Halit Gülbakanoğlu’na alım gücündeki düşüşün bahise ilgiyi artırıp artırmadığını da sordum. Şöyle yanıtladı:

“Ekstra artış olmadı. Eğlence sektörü belki çok fazla etkileniyor. Diyelim ki onlarda ciro yüzde 40 düşüyor, bizim sektörde belki yüzde 10 düşüyor. Piyasaların etkilendiği kadar negatif etkilenmiyoruz. Ama bu demek değil ki cirolarımız patlıyor…”

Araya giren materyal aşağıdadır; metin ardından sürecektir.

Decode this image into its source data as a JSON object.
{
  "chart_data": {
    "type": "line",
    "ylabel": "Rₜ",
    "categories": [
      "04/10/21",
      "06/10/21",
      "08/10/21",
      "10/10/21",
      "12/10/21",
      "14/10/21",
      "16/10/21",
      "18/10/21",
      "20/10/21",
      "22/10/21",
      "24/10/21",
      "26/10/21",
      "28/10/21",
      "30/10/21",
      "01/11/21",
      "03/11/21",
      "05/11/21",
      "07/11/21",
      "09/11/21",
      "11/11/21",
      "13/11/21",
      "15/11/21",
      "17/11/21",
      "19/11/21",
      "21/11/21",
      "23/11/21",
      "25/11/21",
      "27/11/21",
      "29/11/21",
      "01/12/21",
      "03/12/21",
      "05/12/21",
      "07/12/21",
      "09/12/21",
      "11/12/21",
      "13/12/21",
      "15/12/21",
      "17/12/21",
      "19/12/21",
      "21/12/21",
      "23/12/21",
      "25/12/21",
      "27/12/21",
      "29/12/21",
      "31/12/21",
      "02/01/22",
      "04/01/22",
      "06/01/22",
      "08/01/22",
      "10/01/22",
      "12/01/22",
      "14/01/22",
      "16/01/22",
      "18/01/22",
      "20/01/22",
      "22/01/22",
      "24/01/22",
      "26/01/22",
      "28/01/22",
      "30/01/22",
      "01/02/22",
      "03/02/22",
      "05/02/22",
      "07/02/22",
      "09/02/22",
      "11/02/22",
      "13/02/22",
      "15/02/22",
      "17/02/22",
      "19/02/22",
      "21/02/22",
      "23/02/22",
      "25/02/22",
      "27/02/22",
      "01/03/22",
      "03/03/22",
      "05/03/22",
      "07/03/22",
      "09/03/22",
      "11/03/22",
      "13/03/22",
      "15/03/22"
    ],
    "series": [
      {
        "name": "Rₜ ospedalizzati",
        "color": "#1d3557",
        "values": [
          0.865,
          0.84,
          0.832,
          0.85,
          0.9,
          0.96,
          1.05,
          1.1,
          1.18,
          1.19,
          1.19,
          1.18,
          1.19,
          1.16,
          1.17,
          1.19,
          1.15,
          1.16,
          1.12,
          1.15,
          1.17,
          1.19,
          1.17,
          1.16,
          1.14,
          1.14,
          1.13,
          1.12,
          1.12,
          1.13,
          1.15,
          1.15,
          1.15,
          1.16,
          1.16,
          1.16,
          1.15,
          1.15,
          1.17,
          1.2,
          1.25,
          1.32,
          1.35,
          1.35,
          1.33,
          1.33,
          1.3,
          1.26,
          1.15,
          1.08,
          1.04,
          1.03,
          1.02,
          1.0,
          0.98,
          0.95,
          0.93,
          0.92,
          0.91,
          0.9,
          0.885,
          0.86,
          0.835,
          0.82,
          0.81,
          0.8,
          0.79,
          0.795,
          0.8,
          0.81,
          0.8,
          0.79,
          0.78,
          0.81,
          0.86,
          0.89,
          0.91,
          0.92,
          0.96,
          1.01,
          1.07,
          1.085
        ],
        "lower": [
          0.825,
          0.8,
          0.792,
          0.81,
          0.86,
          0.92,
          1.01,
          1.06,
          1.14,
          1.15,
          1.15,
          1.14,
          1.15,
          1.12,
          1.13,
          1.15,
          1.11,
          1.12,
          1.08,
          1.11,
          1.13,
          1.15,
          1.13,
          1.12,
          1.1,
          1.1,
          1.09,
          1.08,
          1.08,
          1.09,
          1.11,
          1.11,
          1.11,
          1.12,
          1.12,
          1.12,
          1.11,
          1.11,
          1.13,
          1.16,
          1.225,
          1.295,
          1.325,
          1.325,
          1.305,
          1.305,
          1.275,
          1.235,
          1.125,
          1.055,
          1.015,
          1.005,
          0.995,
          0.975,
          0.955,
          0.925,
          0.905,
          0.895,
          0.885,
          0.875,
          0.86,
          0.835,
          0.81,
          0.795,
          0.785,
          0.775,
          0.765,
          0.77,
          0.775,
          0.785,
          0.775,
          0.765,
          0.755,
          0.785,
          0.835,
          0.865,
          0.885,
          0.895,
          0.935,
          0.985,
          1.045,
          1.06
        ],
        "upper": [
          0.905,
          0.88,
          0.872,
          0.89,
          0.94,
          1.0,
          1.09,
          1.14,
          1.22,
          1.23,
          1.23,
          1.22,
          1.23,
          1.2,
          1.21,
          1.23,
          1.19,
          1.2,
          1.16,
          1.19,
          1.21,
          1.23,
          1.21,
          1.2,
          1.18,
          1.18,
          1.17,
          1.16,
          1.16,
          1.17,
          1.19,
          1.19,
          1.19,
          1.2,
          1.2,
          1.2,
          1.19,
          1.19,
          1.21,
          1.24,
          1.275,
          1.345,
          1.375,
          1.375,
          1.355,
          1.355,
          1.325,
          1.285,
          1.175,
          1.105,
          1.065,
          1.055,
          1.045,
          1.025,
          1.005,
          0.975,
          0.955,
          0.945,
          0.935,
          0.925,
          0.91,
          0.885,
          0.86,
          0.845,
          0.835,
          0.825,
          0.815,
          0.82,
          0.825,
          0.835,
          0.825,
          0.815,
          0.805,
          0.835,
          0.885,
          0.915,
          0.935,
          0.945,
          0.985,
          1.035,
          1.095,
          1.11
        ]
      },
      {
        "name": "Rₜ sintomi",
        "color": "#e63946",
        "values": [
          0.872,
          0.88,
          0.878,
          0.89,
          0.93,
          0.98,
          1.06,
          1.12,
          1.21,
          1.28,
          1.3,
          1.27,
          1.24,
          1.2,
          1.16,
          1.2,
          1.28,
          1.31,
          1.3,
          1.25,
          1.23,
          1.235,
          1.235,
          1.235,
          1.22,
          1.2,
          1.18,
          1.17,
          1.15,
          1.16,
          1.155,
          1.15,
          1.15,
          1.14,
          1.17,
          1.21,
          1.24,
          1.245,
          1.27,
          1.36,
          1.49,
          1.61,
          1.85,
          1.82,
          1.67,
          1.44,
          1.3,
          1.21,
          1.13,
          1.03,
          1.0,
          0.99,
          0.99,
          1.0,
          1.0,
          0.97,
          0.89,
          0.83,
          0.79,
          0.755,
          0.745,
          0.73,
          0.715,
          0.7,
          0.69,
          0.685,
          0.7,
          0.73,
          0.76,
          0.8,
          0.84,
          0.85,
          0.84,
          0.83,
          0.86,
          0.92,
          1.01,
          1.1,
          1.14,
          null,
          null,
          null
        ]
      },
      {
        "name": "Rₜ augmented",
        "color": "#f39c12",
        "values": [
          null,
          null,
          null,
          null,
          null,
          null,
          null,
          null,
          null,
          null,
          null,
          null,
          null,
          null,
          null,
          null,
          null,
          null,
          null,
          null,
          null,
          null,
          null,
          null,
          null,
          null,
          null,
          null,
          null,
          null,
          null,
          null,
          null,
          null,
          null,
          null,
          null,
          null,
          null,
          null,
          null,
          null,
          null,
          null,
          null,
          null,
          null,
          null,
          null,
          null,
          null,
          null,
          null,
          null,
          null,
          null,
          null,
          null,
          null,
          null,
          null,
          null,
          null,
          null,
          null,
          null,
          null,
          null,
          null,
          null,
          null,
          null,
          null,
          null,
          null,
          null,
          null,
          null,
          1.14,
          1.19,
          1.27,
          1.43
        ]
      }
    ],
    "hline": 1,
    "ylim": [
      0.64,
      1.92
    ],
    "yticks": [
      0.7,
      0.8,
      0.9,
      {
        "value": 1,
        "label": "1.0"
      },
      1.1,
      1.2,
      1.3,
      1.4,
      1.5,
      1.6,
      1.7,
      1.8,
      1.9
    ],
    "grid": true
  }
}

YÜZDE 70 PAZAR PAYINA SAHİP

Nesine’nin 8.5 milyon üyesi olduğunu anlatan Gülbakanoğlu, geçen yıl 200 milyar TL’nin üzerinde ciro yaptıklarını ve yüzde 70 pazar payına sahip olduklarını ifade etti. Gülbakanoğlu, şöyle devam etti:

“Nesine, 550 çalışanıyla hem kamu geliri yaratmak hem de sektöre hizmet amacıyla çalışmalarını sürdürüyor. Biz teknoloji şirketiyiz. Çalışanlarımızın yaklaşık yarısı yazılımcı. Yazılımlarımızı, mobil aplikasyonlarımızı kendimiz yapıyoruz. Müşteri sayısına bakıldığında, günlük ortalama 1 milyona yakın kullanıcı platforma giriş yapıyor. Nesine, kullanıcılarının kazançlarını 7/24 tüm anlaşmalı bankaların hesaplarına anında aktarıyor, siber güvenlik önlemlerine büyük yatırım gerçekleştiriyor. Kimse mahkeme kararı olmadan üye datamızı göremez. Günlük işlem hacimi göz önünde bulundurulduğunda orta ölçekli bir banka gibi işlem yapıyoruz. Türk sporuna da en fazla destek veren şans oyunları markasıyız. Bu sene Trendyol Süper Lig resmi sponsorluğu, TFF 2. ve 3.Lig isim sponsorluğu, Fenerbahçe, Beşiktaş, Göztepe Futbol A Takımları forma sponsorluğu ile Euroleague ve Eurocup resmi sponsorluğunu sürdürüyoruz.”